Colleges, aware of their newfound utility and the easy money pouring in from student loans and Pell grants, jacked up prices. Education costs, as George F. Will has noted, grew 440 percent in the post-Griggs era. That trend continues today. The Project on Student Debt found that total college loans increased 6 percent annually between 2008 and 2012. The average student today takes out nearly $30,000 in debt to buy a ticket to the good life. They’d be better off taking that money and buying a new Mercedes CLA and faking the good life.Now, there is a glut of bachelor's degrees, driving down the value of obtaining a college education:
The glut of bachelor’s degrees means even the undergraduate diploma is beginning to lose its value. About 17 million college graduates work in fields that don’t require a college diploma. There are 100,000 postal workers, 317,000 waitresses, and 18,000 parking lot attendants with undergraduate degrees. One out of every four bartenders has a diploma, and though they listen to moping for a living, few majored in psychology. Nearly 6,000 janitors have doctorate degrees, like something out of a Twilight Zone Good Will Hunting. College triumphalists brag about the 4.9 percent unemployment rate among graduates—lower than the national average. But, as Ohio University economics Professor Richard Vedder pointed out, that’s triple what it was during the malaise of the 1970s. Workers are acutely aware of the overcredentialing crisis. Nearly 60 percent, including 40 percent of college graduates, told Gallup in 2013 that they do not need a college degree to perform their job.

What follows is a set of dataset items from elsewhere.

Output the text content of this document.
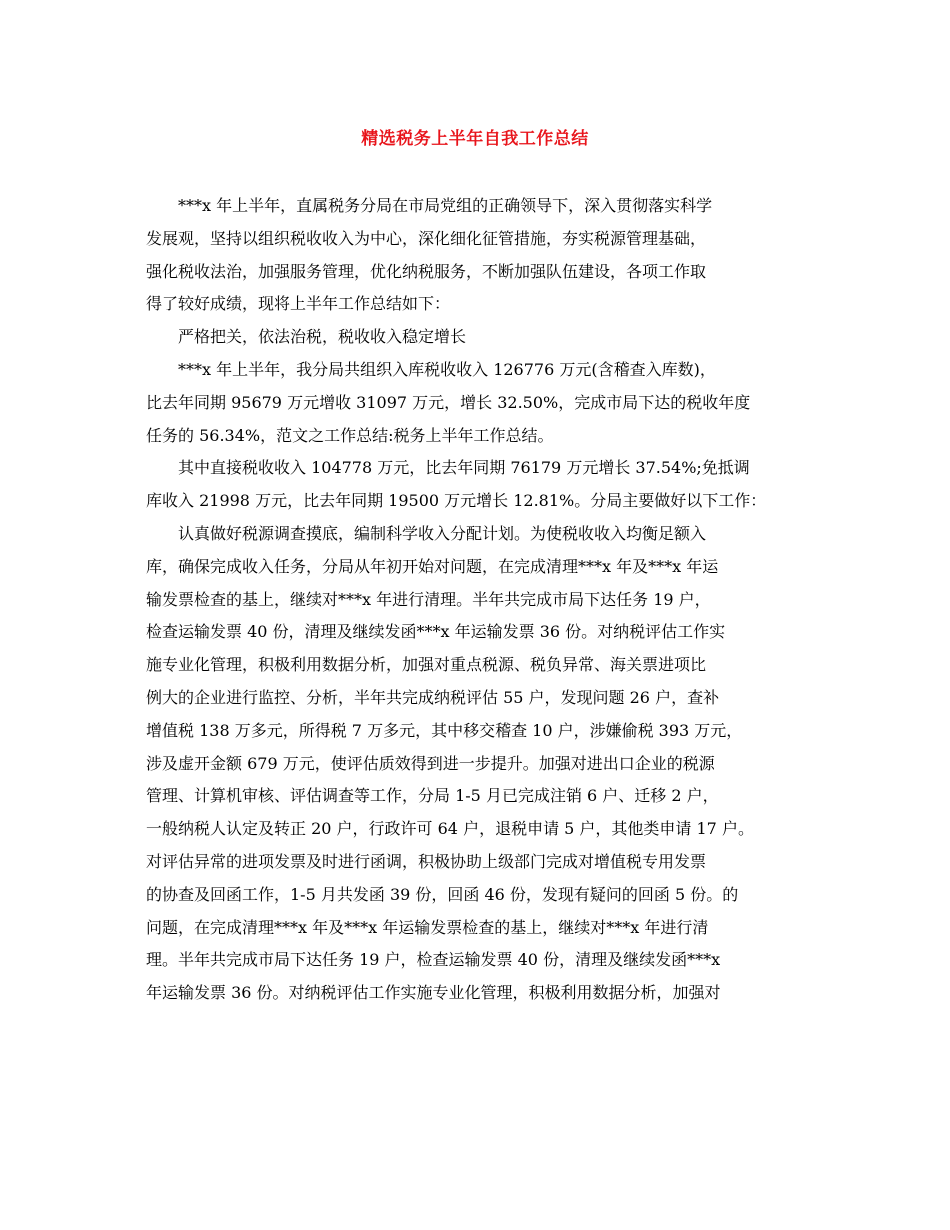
精选税务上半年自我工作总结
***x 年上半年，直属税务分局在市局党组的正确领导下，深入贯彻落实科学
发展观，坚持以组织税收收入为中心，深化细化征管措施，夯实税源管理基础，
强化税收法治，加强服务管理，优化纳税服务，不断加强队伍建设，各项工作取
得了较好成绩，现将上半年工作总结如下：
严格把关，依法治税，税收收入稳定增长
***x 年上半年，我分局共组织入库税收收入 126776 万元(含稽查入库数)，
比去年同期 95679 万元增收 31097 万元，增长 32.50%，完成市局下达的税收年度
任务的 56.34%，范文之工作总结:税务上半年工作总结。
其中直接税收收入 104778 万元，比去年同期 76179 万元增长 37.54%;免抵调
库收入 21998 万元，比去年同期 19500 万元增长 12.81%。分局主要做好以下工作：
认真做好税源调查摸底，编制科学收入分配计划。为使税收收入均衡足额入
库，确保完成收入任务，分局从年初开始对问题，在完成清理***x 年及***x 年运
输发票检查的基上，继续对***x 年进行清理。半年共完成市局下达任务 19 户，
检查运输发票 40 份，清理及继续发函***x 年运输发票 36 份。对纳税评估工作实
施专业化管理，积极利用数据分析，加强对重点税源、税负异常、海关票进项比
例大的企业进行监控、分析，半年共完成纳税评估 55 户，发现问题 26 户，查补
增值税 138 万多元，所得税 7 万多元，其中移交稽查 10 户，涉嫌偷税 393 万元，
涉及虚开金额 679 万元，使评估质效得到进一步提升。加强对进出口企业的税源
管理、计算机审核、评估调查等工作，分局 1-5 月已完成注销 6 户、迁移 2 户，
一般纳税人认定及转正 20 户，行政许可 64 户，退税申请 5 户，其他类申请 17 户。
对评估异常的进项发票及时进行函调，积极协助上级部门完成对增值税专用发票
的协查及回函工作，1-5 月共发函 39 份，回函 46 份，发现有疑问的回函 5 份。的
问题，在完成清理***x 年及***x 年运输发票检查的基上，继续对***x 年进行清
理。半年共完成市局下达任务 19 户，检查运输发票 40 份，清理及继续发函***x
年运输发票 36 份。对纳税评估工作实施专业化管理，积极利用数据分析，加强对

And even if someone somehow works their way up from the bottom, they won't be compensated for it.
The indebted former student is not the only one to suffer under the current arrangement. Research has shown that when graduates flood the unskilled job market they hurt the career prospects of their less-educated neighbors. The Ph.D, janitor waiting on the sale of his Great American Novel has displaced a worker without the résumé needed to get any other job.
“There’s too much risk in paying a guy without a diploma more even if he is a better contributor,” she said. “God forbid the college graduate is a woman or a minority: They can sue you and claim that they were paid less because of discrimination, so we designed a system to pay people for their education, not their job.” Thus the credential becomes a force of downward mobility for the educated and uneducated alike.The end result is that promotions and salary are based less on merit and more on whether it keeps the company from being sued.